In memoriam quando esquivas avenidas e... Alvaro Giesta
in memoriam
quando esquivas avenidas
e te embrenhas em becos escuros
e sórdidos, o teu olhar tem planos
inclinados e ruídos nas pedras gastas
da calçada que pisas escorregadias.
uma a uma marcas os passos
fugidios e as sombras em que te apagas
têm o quente oblíquo da desgraça.
miras os andrajos que te cobrem
nos olhos-espelhos baços das vitrinas
e ocultas as chagas do teu corpo
na fome que te apoquenta implacável.
acomodas-te no banco abandonado
no sossego inquietante do candeeiro
apagado que guarda o recanto escondido
do jardim onde te acolhes insignificante
sob um céu de estrelas despovoado...
de todos e de ninguém perdido.
habitam os teus olhos dentro, apagados
os braços de percursos inventados
no gélido tamanho do teu mundo
onde fictícias personagens
habitam o teu corpo esquecido.
és louco... um louco que desaprende
o que sabe na incongruência do tempo
que te habita nesta claridade cega.
perdes as asas e mergulhas
no esquecimento e na desgraça.
nada és na tua pele
e a errática nudez que te assombra
o cérebro, derrama a carne incendiada
por nostálgicas ruínas do tempo.
perdes os sinais e os dias
e o sentido da existência...
os deuses esquecem-se de ti
que te devoras no vírus da loucura.
numa inquietação lúcida de lucidez
entras em convulsão incendiária
à espera que te ilumine
um resíduo de sorrisos.
és um templo fechado na noite sibilante e florestal.

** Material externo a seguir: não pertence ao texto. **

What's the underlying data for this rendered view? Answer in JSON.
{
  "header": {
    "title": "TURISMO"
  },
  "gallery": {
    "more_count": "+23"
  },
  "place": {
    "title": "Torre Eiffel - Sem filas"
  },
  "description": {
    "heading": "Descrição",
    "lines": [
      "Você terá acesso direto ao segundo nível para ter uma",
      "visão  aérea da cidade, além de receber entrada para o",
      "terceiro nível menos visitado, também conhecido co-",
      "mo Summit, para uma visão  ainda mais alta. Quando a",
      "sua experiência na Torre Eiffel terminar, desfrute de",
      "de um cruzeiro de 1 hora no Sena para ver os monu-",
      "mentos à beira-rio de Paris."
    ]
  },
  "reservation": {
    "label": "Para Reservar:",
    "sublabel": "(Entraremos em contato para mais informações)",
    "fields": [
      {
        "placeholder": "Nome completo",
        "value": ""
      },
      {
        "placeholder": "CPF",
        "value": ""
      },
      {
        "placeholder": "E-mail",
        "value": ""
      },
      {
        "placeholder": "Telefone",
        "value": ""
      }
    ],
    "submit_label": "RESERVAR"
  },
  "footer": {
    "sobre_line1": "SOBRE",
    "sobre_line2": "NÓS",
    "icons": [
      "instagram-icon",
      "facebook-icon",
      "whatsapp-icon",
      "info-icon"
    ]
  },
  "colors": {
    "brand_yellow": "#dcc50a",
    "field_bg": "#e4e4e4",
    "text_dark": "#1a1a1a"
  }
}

habita-te o sonho o vento e a solidão
a erva orvalhada e as pedras da calçada
onde pousas os passos esquecidos e ignorado.
pensas pássaros errantes nas sombras
abstractas da noite, enleias-te em catarses
fugidias do instante que te foge sob os pés.
fundes-te nos abismos do tempo
e de abismo em abismo te esqueces
de quem és.
© Alvaro Giesta, in "Muralha Inquieta"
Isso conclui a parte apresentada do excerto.